Always quick on my toes, I replied. “Richmond, VA. He said that the Service Master down there is a little short on help and so they needed someone from our crew to help out. Hell, I ain’t turning flips to do it but like I said it ain’t like we can’t use the money. Why you got an attitude for? This isn’t only benefitting me, it’s benefitting us.” I tried to lull her suspicions. “Talk to me? What’s the problem?”
She turned and looked out the window folding her arms over her chest. “Nothing…nothing at all, there is no problem at all Tre.” She stared out the window.
“Don’t say there is no problem when there clearly is. Why do you always have to get upset about everything? What you think? I am going to fuck a bitch or something? Is that what it is? I mean damn Kisha, haven’t all of the shit that I’ve been doing for the past few months meant anything or are you still living in the past and holding all of that past bullshit against me?” I was on a roll and decided to go in for the kill. “How can you sit there and claim that you are ready to get married when you don’
t even trust me going to work? That right there is some straight bullshit!”
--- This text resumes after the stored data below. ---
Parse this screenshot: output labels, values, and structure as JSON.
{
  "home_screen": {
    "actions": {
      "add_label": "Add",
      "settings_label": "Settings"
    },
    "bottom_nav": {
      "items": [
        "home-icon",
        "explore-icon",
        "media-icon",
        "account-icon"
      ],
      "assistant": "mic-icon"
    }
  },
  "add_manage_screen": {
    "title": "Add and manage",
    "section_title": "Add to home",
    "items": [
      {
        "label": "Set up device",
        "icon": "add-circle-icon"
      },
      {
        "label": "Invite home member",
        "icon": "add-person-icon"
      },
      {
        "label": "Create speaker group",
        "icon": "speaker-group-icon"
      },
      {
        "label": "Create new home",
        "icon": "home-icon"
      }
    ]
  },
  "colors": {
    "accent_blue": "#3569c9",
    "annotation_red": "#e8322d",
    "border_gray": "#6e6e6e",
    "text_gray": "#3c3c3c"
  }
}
She whipped her head around so quickly that I thought it was going to make a complete circle! “Oh so now it’s my fault that I don’t trust you?” She asked poking herself in the chest with her index finger. “I don’t believe that I made you go out and fuck all of those bitches that you were fucking!”
“See, I knew it! Still living in the fucking past! A nigga can’t win for losing.” I shook my head as I started the car and drove out of the parking lot. I lit a cigarette and took a pull. “I don’t even know why in the fuck I am trying so hard to do better and make shit work! It obviously doesn’t make a difference!” I tapped my hand against the gear shift as I spoke causing the ashes from my cigarette to fall to the floor.
“I never said that!” She screamed!
“You say it every time you start acting like this!” She got quiet and so did I. The drive home was silent except for the radio which was still turned down low. My mind went to Lala. I hoped that she was alright and that the babies were okay. I needed this lie to work for me so that I could get to the hospital where she was. I knew that she would never forgive my black ass if I didn’t make it. I also knew that she might flip out and do some crazy shit if I didn’t make it!
When we got home Kisha got out of the car ahead of me, slammed the car door and went inside. I followed her inside and went down the hallway to our bedroom. She stopped in the living room, flopping down on the sofa. I took out my work clothes and changed clothes as if I was actually going to work. When I was done getting dressed I grabbed my book bag and my keys. As I was passing through the living room, I told Kisha. “I’m about to go down here and holla at Mr. Johnson and see what the deal is with this job in Richmond. I’ll be back in a few.”
“Yeah...” was her reply. I leaned over and tried to kiss her but she moved her face so that I couldn’t. “Don’t you have to get to work?”